Adding only POS tags or tokens
You can also add just POS tags without having to specify the lemmas or tokens added. This is especially useful if you're tagging tokens that are matched by regular expressions or POS tags, so you don't actually know which one you will find. You can add a POS tag just by supplying the wd element without the lemma attribute or without textual content:
<rule name="uppercase tag" id="UPTAG"> <pattern mark="0" case_sensitive="yes"> <token regexp="yes">\p{Lu}+</token> </pattern> <disambig action="add"><wd pos="UP"/>/disambig> </rule>
In the above example, I only added UP tag to uppercase words, the lemma is assumed to be equal to the token content, and the content of the token is not changed. So if the word was "Smiths", it would be tagged as "UP", and the lemma would be "Smiths" (although in other readings it could be "Smith").
If you omit only a token, it will be equal to the token matched by the current rule (rather than empty).
Possible strategies of disambiguation
- Remove very rare but possible POS tag interpretations, possibly ignoring the context (greedy strategy which must be evaluated on a corpus)
- Remove only these ambiguities which create false alarms by looking at the number
- Remove some ambiguities one at a time, starting from very general and safe rules and ending with some very specific ones
Testing disambiguation rules
The best way to test disambiguation rules is to run LanguageTool on a middle-sized corpus (comparable to Brown corpus in English) and see if the previous false alarms are now fixed and no new false alarms are being created. Otherwise, it's very hard to predict the impact of disambiguation rules.
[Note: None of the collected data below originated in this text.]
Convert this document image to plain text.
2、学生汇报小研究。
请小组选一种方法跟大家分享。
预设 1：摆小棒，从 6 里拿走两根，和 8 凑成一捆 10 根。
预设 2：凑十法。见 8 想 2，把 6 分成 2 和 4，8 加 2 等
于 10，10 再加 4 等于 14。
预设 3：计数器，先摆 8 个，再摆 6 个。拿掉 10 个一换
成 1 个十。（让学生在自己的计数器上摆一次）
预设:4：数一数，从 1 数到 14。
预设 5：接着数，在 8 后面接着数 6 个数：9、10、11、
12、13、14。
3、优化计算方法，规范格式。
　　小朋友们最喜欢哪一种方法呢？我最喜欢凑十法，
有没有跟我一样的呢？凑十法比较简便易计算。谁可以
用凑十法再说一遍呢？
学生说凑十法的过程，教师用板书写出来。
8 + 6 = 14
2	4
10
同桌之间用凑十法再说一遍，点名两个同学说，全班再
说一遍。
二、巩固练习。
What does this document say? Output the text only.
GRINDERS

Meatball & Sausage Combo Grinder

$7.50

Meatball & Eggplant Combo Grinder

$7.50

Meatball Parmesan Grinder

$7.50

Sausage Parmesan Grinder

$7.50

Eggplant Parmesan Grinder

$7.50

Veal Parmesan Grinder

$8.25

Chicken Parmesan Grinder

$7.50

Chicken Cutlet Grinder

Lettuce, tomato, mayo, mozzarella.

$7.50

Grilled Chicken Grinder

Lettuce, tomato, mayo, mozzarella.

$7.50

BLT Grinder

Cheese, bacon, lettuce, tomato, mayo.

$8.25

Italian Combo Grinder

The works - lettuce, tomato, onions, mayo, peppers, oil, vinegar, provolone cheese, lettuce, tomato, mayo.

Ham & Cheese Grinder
Starting from version 0.9.8, there will be a possibility to test the disambiguation rules in a similar fashion to the way grammar rules are being tested. Let's look at the example.
<example type="ambiguous" inputform="What[what/WDT,what/WP,what/UH]" outputform="What[what/WDT]"><marker>What</marker> kind of bread is this?</example> <example type="untouched">What are you doing?</example>
In the above snippet, we declare that the sentence "What are you doing?" should be left untouched, or unchanged by the disambiguation rule, contrary to the ambiguous sentence that will be processed. Using marker element, we select the token that will be changed. The attribute inputform specifies the input forms of the token, in a word[lemma/POS] format. The outputform is of course what the disambiguation rule should produce.